Marc Vuilleumier, historien suisse du mouvement ouvrier, est mort le 15 janvier 2021. Il a laissé une foule de textes non publiés. Les Éditions d’En bas nous en proposent un, édité par Marianne Enckell, sous le titre La Suisse et la Commune de Paris, 1870-1871.

Le titre décrit excellemment le sujet du livre (qui n’est pas « les communards en Suisse »!). Rappelons la position très originale de la Suisse, pas tant sur une carte géographique que comme seul pays européen qui n’était pas une monarchie. Les différentes facettes du sujet sont explorées.

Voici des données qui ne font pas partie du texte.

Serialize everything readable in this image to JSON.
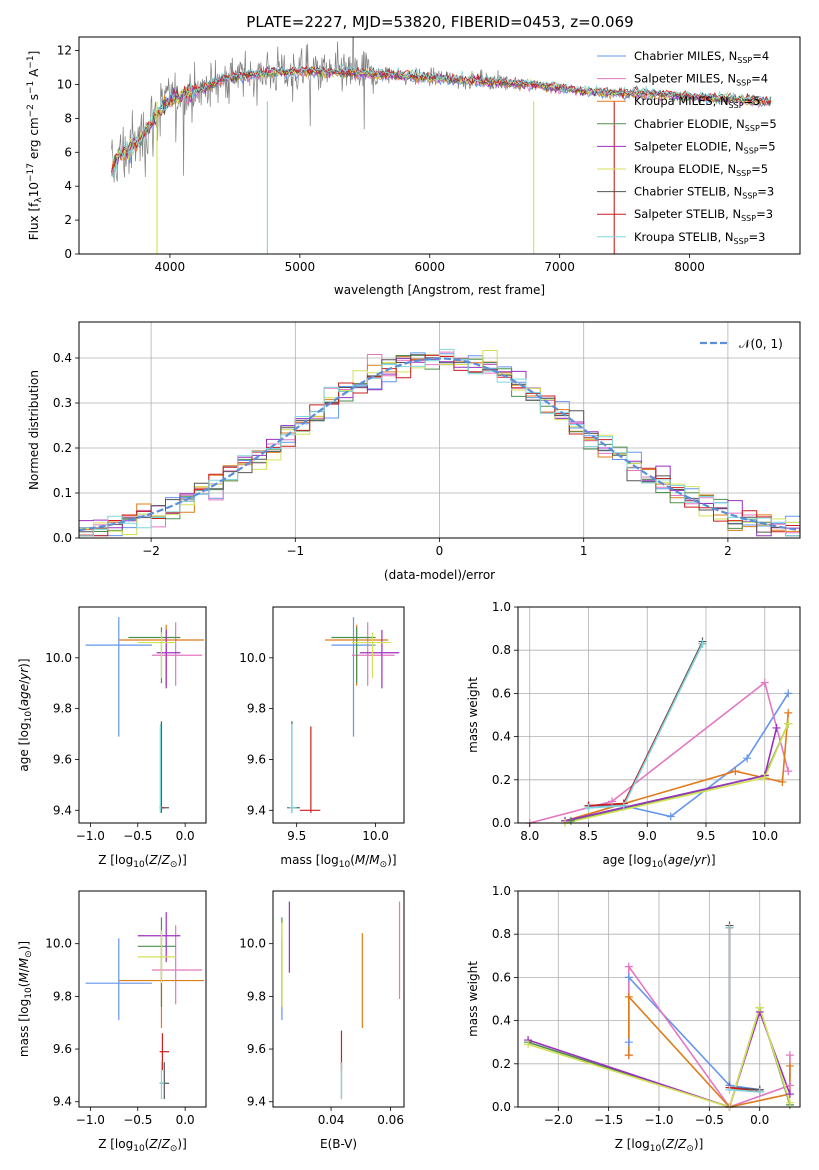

Pour simplifier (car il faut toujours simplifier), voici les titres des chapitres:

Les Suisses de Paris et la légation suisse avant la Commune
L’Association internationale des travailleurs en Suisse
Les mouvements de la province française en 1870-1871 et la Suisse
Tentatives pour soutenir la Commune depuis la Suisse
Les autorités suisses et la Commune
La légation suisse devant la répression versaillaise
Si ce n’est une conclusion…

Je vous laisse les découvrir, me contentant ici de quelques mots sur le dernier (et sur la conclusion). La « répression versaillaise » ici est essentiellement la répression « légale », après la Semaine sanglante. À travers les efforts faits par Johann Konrad Kern (ministre plénipotentiaire de Suisse en France) et Charles Lardy (son secrétaire) pour venir en aide aux ressortissants suisses prisonniers de Versailles (ceux connus et recensés, au moins), c’est une réalité bien méconnue de la façon dont a fonctionné la « justice » militaire que Marc Vuilleumier nous laisse entrevoir.

C’est un sujet qui n’a guère été abordé par l’historiographie de la Commune, en dehors de l’analyse de quelques procès de personnalités,

remarque-t-il.
En effet.
Bien des « Procès des communards » restent à écrire.

Au cours de cette étude passionnante, l’historien dresse, à la suite de la légation, un portrait de quelques-unes des 197 personnes arrêtées, restées en « détention préventive » (concrètement, sur les pontons) en moyenne six mois et 21 jours, et dont 148 ont bénéficié d’un non-lieu. Les trois quarts, ce qui est la proportion des non-lieux dans l’ensemble de tous les prisonniers. Peut-être les Suisses se sont-ils sentis davantage soutenus que leurs camarades français…

C’est une des choses que dit, par exemple, Gaspard Elmer, dans une lettre du 25 juin 1872, reproduite dans les annexes du livre de Marc Vuilleumier et que je vais reproduire aussi, dans le prochain article. Il y raconte aussi tout ce qui lui est arrivé depuis le 22 mai de l’année précédente.

En attendant cette lettre, je conclurai cet article par… la conclusion du livre. Elle raconte l’action (et, surtout, la non-action), un siècle plus tard, de la Suisse, de son ambassade à Santiago du Chili, de son gouvernement, à l’automne 1973.

C’est grâce à une association, Action Place gratuite, que, en deux ans et demi d’activité, environ 400 personnes ont pu quitter le Chili et arriver en Suisse. À la même époque, le pays accueillait chaque année plus de mille personnes fuyant les régimes communistes de l’est de l’Europe.

Un rapport avec l’actualité??? Voici le tout dernier paragraphe du livre:

On trouvera peut-être que ce rappel de faits remontant à 45 ans est hors de propos dans une étude historique portant sur les années 1870 à 1872. Il me semble pourtant que l’histoire nous conduit à nous poser des questions sur des périodes ultérieures, sur notre présent, sur le monde dans lequel nous vivons, sur notre attitude à l’égard des problèmes actuels. Ces questions, ce n’est pas mon rôle d’y répondre, mais j’espère qu’à la lecture de ces pages, le lecteur se les posera et tentera d’y apporter se propre réponse. C’est dans ce sens que la juxtaposition de la politique suisse de 1870-72 et celle de 1973-76 se justifie. Et le lecteur sera peut-être aussi amené à réfléchir sur d’autres faits, d’autres situations plus récentes de notre monde actuel.